We review a trial court's award of prejudgment interest under an abuse of discretion standard. J.C. Penney Life Ins. Co. v. Heinrich, 32 S.W.3d 280, 289 (Tex.App.San Antonio 2000, pet. denied). Prejudgment interest is compensation allowed by law as additional damages for the lost use of the money due as damages during the lapse of time between the accrual of the claim and the date of judgment. Johnson & Higgins of Texas v. Kenneco Energy, 962 S.W.2d 507, 528 (Tex.1998). There are two legal sources of an award of prejudgment interest: 1) general principles of equity, and 2) an enabling statute. Id. A judgment in a property damage case, or loss of use of property as here, earns prejudgment interest. See Tex. Fin.Code Ann. § 304.102 (Vernon Supp.2003). Prejudgment interest can accrue on the amount of a judgment during the period beginning on the 180th day after the date the defendant receives written notice of a claim. See Tex. Fin.Code Ann. § 304.104 (Vernon Supp.2003).

In the record before us, we find a two-page letter from the Glazes' attorney to Beacon in December of 1994 explaining the details of the Glazes' claim for "additional living expenses" due to the loss of their home in the fire. Further, during the trial, Bob Glaze gave uncontroverted testimony that the details of their claim *6 were explained to the agent for Beacon in 1993. The purpose of the statutory prejudgment interest provisions is to encourage parties to seek prompt resolution of their disputes. See Purcell Const., Inc. v. Welch, 17 S.W.3d 398, 403 (Tex.App.-Houston [1st Dist.] 2000, no pet.). The trial court was able to review the evidence and the demeanor of the witnesses as they testified about the presentment of the claims under the Glazes' insurance policy and who or what may have been slowing down the settlement process. There is nothing in the record before us to show that the trial court abused its discretion in awarding prejudgment interest on the Glazes' claim; therefore, Beacon's second and final issue is overruled.

ATTORNEY'S FEES

In their only cross-issue, the Glazes contend that the trial court erred when it denied them the recovery of attorney's fees in their suit against Beacon. Allowance of attorney's fees rests within the sound discretion of the trial court and will not be reversed without an abuse of that discretion. Ragsdale v. Progressive Voters League, 801 S.W.2d 880, 881 (Tex. 1990). The test for abuse of discretion is whether the court acted without reference to any guiding rules and principles. See Downer v. Aquamarine Operators Inc., 701 S.W.2d 238, 241-42 (Tex.1985).

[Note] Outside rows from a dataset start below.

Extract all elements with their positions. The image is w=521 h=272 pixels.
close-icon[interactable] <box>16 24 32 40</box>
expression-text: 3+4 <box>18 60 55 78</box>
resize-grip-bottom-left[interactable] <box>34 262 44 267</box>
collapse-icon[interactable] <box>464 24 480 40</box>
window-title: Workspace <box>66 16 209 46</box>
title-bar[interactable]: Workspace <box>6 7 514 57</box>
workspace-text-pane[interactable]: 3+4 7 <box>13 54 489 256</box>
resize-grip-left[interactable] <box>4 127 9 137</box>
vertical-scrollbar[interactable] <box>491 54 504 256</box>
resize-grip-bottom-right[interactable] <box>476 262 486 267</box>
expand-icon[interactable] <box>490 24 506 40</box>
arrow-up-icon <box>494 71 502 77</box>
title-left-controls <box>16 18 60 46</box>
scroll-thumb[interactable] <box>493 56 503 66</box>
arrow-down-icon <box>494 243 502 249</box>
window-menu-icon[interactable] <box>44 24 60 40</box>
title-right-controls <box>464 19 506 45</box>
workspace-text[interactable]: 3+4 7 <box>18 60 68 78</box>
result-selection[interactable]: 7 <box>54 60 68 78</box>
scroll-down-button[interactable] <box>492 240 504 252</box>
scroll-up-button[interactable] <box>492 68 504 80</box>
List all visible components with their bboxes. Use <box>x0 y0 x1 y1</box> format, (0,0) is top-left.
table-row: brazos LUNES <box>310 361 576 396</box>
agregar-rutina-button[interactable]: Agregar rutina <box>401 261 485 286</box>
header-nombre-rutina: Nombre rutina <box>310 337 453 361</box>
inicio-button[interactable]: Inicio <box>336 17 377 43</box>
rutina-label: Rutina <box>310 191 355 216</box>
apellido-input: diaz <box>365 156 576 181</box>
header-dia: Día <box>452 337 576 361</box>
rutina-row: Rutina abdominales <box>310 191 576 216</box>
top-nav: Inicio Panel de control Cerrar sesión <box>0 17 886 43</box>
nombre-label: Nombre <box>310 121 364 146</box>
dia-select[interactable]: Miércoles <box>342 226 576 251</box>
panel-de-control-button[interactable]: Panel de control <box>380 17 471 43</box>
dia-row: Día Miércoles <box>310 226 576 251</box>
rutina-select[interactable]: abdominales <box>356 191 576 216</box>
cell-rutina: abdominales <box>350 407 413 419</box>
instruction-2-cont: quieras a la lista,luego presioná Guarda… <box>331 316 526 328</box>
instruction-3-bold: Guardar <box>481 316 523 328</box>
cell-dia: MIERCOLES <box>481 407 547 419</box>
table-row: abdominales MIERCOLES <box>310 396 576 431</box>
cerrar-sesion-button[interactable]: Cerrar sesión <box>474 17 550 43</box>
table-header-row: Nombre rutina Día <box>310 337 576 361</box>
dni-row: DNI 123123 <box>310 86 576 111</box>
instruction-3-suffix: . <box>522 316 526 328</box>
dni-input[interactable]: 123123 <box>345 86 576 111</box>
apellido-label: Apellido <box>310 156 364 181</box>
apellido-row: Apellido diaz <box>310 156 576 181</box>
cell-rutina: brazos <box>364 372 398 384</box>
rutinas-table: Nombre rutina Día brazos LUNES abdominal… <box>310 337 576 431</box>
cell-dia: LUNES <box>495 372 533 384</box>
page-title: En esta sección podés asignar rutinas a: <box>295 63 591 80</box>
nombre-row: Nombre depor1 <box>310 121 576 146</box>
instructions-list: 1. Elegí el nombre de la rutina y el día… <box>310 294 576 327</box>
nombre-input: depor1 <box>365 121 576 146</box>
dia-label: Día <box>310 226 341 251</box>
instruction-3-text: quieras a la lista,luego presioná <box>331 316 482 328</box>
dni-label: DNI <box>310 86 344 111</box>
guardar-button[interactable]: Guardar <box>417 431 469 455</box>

The Glazes contend that they are entitled to receive attorney's fees pursuant to section 31.001(8) of the Texas Civil Practice and Remedies Code, which allows for the recovery of reasonable attorney's fees from an individual corporation, in addition to the amount of a valid claim and cost, if the claim is for an oral or written contract. See Tex. Civ. Prac. & Rem.Code Ann. § 38.001(8) (Vernon 1997). The Glazes argue that they are entitled to attorney's fees because they had to file suit after making their claim under the Policy. We disagree.

Part of the requirement of recovering attorney's fees is that the claim must be for "payment for the just amount owed." See Tex. Civ. Prac. & Rem.Code Ann. § 38.002(3) (Vernon 1997). The Glazes made a demand for $12,500.00. The trial court found that a just amount was $5,875.00. Beacon had a right under the contract to have liability and the extent of damages determined by the trier of fact before it was obligated to pay under the Policy. See Sikes v. Zuloaga, 830 S.W.2d 752, 754 (Tex.App.Austin 1992, no writ). Until a duty to pay under an insurance policy has been established, there is no just amount owed. Id. Since the "just amount owed" was not determined until the trial court found that Beacon was liable under the Policy, we cannot say that the trial court abused its discretion in denying attorney's fees to the Glazes. Therefore, the Glazes' cross-issue is overruled.

CONCLUSION

The Policy's provisions for an insured's "Duties After Loss" are reasonably susceptible to more than one interpretation; therefore, the trial court did not err in finding that those provisions were ambiguous. We also hold that the trial court did not abuse its discretion when it awarded the Glazes pre-judgment interest on the damage award and denied the Glazes their attorney's fees.

The judgment of the trial court is affirmed.